With a gasp, Louisa wrenched away from him. “No!”
“Louisa—”
“No.” She stumbled back from him violently. “We can’t do this!”
He reached his arms out for her. “We must.”
She jumped back another two steps. With a shuddering intake of breath, she put her fingertips on her lips as if she could still feel him kissing her. “I can’t,” she whispered. “I work for you.”
He knew she was right. That just made him more angry, more determined to have her.
“It doesn’t matter,” he said fiercely.
“Oh, but it does. You have a rule, Mr. Cruz,” she said, lifting her chin. Her beautiful chocolate-colored eyes glittered. “You never seduce your employees. That’s the one line you don’t cross!”
He craved her desperately. She was the one tonic that would make him forget everything he’d lost today. But he could not tell her that. He must never appear vulnerable to anyone—not to any woman on earth, let alone one of his employees!
“It is my rule, not yours,” he said coolly. “I can choose to make an exception.”
But she stepped back, out of his reach.
“I choose differently,” she said. “What happened between us in Paris was a mistake. It will never happen again. I can’t lose my career, my reputation, my life,” she whispered. “Not again!”
He frowned, trying to read her expression.
“What do you mean, again?”
She blinked fast as she looked away. “Nothing.”
“I don’t believe you.” He knew little about her past beyond what was spelled out on her résumé. She’d always deflected personal questions with cool, dignified reserve.

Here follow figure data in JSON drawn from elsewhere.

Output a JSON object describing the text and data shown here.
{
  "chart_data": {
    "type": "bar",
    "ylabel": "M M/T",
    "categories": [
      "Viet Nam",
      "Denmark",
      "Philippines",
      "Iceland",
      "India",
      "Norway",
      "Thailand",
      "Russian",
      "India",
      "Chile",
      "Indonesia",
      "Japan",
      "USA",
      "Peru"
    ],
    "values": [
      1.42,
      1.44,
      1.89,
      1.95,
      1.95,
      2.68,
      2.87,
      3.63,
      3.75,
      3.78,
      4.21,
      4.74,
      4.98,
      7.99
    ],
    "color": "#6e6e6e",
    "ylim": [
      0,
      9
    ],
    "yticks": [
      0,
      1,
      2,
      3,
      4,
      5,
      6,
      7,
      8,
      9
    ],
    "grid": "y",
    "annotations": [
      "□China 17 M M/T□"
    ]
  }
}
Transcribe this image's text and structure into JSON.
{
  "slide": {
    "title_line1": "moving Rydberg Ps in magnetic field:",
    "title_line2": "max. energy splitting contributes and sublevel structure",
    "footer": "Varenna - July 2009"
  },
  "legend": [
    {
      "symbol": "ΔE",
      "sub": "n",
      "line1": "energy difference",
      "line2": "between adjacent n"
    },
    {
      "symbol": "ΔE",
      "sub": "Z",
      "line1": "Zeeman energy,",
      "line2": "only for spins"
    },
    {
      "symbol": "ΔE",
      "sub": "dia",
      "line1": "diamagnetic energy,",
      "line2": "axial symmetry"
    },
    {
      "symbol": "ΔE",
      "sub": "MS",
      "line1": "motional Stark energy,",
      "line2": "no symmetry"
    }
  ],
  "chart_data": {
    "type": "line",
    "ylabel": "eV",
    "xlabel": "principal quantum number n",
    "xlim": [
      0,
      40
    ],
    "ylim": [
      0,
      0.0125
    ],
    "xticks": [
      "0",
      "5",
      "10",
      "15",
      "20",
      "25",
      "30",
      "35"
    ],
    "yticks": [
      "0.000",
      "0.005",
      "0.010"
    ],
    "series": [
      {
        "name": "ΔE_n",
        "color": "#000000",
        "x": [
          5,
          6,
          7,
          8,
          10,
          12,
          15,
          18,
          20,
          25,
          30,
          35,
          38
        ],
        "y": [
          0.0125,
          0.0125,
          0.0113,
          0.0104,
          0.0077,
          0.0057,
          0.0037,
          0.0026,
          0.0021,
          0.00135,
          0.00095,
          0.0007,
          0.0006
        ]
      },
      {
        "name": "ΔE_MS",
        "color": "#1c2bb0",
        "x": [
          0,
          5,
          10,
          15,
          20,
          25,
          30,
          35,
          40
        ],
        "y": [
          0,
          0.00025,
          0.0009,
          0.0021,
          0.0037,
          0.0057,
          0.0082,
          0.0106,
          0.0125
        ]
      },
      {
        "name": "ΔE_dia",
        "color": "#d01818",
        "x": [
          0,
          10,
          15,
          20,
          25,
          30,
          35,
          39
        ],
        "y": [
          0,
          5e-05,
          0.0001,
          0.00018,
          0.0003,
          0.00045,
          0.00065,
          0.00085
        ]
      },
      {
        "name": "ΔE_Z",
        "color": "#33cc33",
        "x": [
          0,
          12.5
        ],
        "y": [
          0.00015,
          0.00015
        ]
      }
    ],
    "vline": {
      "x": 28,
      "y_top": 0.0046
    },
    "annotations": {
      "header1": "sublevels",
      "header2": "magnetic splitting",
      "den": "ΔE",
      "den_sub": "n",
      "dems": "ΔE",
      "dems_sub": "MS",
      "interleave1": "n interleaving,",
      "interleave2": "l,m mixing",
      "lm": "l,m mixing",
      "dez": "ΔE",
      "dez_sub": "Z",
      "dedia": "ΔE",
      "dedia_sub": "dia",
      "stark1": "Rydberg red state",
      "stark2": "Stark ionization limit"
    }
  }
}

She turned to him sharply. “Paris,” she muttered. “I meant Paris.”
“You didn’t mean Paris.”
“What else?”
Another deflection. He narrowed his eyes. “There was another man before me,” he guessed.
“You know there wasn’t!”
“You were a virgin. That doesn’t mean there wasn’t another man.” The thought made his shoulders feel tighter still.
She set her jaw stubbornly. “You checked my references. You know all about me.”
Rafael didn’t know half what he wished he knew. He’
d been so impressed by her at the interview that he’d done only the barest measure of due diligence above and beyond what the exclusive employment agency had provided. He never liked to rely totally on underlings. He’d spoken to the wife of her last employer, and the woman had raved up and down the moon about Louisa Grey, calling her “amazing” and a “treasure.” It seemed very unlikely that she would have spoken so highly about Louisa if she’d suspected her husband of having an affair with her.
It didn’t make sense.
“What are you hiding?” Rafael said, his eyes searching her face. “You never mention family or friends back home. Why? Why do you never want to go home?”
He saw her eyes widen, heard her intake of breath. Then she smoothed her oversize gray woolen skirt beneath her trembling hands. “It doesn’t matter.” She turned away. “If there will be nothing else, sir, I will leave you now—”
“No, damn it.” He crossed the room in two steps, blocking the doorway so she could not leave. “I won’t let you go. Not until you answer me. I…” I need you, he almost said, but the words caught in his throat as sharply as a razorblade. He hadn’t said them to anyone for years. He’d created his whole life to avoid saying them.
Through the open window, he could see the lights of Istanbul flickering in the dusk. Black silhouettes of minarets plunged like daggers into the dying red sunset. He could hear a muezzin’s broadcasted call to prayers echo across the sea.
His eyes locked with hers in the shadowy room. The tension between them changed. Electrified. Desire for her swept through him, negating all else.
“Get out of my way, Mr. Cruz,” she whispered.
He could hear the quickness of her breath, see the rise and fall of her chest. “No.”
“You can’t keep me here!”
Rafael almost shook with the force of his need for her.
“Can’t I?” he said softly.
He wanted to bury himself in her so deeply that he would forget everything—everything that threatened to break him apart. He heard the quick pant of her breath. He took a deep breath of her, smelling her fragrance, soap and clean cotton and freshly cut roses.